Охваченный лекторским пылом, я в тусклом свете лампочки царапал проволокой по серой штукатурке стены эту самую «Е».
Ведь точно же как чайка, что легла на крыло в развороте!
Ахмет радостно улыбался и молча кивал в ответ.
( … теперь спрашивается: зачем я мучил ни в чём не повинного человека, и навязывал ненужные знания парню слабо понимающему русский язык?
Ответ: такова людская природа. В наши гены заложено желание поучать.
Хочешь убедиться?
Взгляни на самую обычную картину во дворе: мужик поднял капот машины и вокруг мигом сгрудился целый рой советчиков – поделиться, блеснуть персональной крохой знания.
Желание это неудержимо, как у брадобрея подсмотревшего ослиные уши царя Мидаса: «я знаю! послушайте меня!» …)

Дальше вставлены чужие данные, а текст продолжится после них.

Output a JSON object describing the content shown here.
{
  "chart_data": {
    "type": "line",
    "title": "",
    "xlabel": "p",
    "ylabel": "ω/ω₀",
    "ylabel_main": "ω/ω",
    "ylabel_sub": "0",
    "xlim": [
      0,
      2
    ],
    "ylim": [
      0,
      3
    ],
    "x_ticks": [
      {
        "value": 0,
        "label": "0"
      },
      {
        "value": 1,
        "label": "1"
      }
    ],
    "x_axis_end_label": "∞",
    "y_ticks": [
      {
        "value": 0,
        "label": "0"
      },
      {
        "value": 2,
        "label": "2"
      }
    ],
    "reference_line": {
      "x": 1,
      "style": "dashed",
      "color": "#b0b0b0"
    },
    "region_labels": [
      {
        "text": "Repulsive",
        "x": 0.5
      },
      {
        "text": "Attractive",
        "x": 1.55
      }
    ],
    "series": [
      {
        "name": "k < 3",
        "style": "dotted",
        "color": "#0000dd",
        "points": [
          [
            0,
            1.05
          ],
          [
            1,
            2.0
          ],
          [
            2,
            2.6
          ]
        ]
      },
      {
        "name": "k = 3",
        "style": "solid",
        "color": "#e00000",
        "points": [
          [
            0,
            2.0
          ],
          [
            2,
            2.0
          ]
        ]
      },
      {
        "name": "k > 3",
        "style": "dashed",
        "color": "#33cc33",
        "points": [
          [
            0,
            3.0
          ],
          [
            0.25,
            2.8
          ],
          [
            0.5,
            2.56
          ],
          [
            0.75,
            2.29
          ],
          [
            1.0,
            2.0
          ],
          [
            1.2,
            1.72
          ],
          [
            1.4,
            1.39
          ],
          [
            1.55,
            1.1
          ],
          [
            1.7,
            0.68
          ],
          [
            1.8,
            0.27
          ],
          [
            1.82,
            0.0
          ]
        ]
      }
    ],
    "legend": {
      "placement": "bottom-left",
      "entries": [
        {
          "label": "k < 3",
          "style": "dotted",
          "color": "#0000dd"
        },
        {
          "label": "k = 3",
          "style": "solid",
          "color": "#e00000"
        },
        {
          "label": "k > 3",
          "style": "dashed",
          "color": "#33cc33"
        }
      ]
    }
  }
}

Среди тряпичных отходов иногда попадались пригодные вещи.
Так в шкафчике грузчика Саши скопилось около полдюжины свитеров, с оленями и без; всяких. И он каждый день пижонил в другом свитере.
Володька Каверин по мелочам не разменивался; он копил споротые от пальто меховые манжеты и воротники, чтобы, когда наберётся достаточно, заказать себе из них куртку, или даже шубу.
Пока что он, через два дня на третий, вынимал из своего шкафчика все три уже собранные воротника, встряхивал их и вопрошал:
– А ништяк должно получиться, да?
Ваня в своём шкафчике держал парадный китель подполковника Советской армии, с погонами и всё такое.
Когда меня отрядили гонцом за водярой в вино-водочный магазин на улице Семашко, то моментально экипировали такими джинсами, о каких когда-то я мог только мечтать.
Вот только тот кленовый листочек на ляжке там, по-моему, зря вышит.
Очередь в магазин начиналась задолго до него и непонятно петляла по тротуару, потому-то подобные очереди тогда называли «петлями Горбачёва».
Но громко об этом говорить не стоит, потому что, по слухам, в очередя засылают соглядатаев из КГБ – послушать новые анекдоты и взять на заметку особо недовольных.
Именно на этом основании я и потребовал на фабрике маскировочный прикид, и все согласились, что да, это надо.
Несмотря на маскировку меня опознали пара гонцов из СМП-615, однако, в разговор вступать не стали.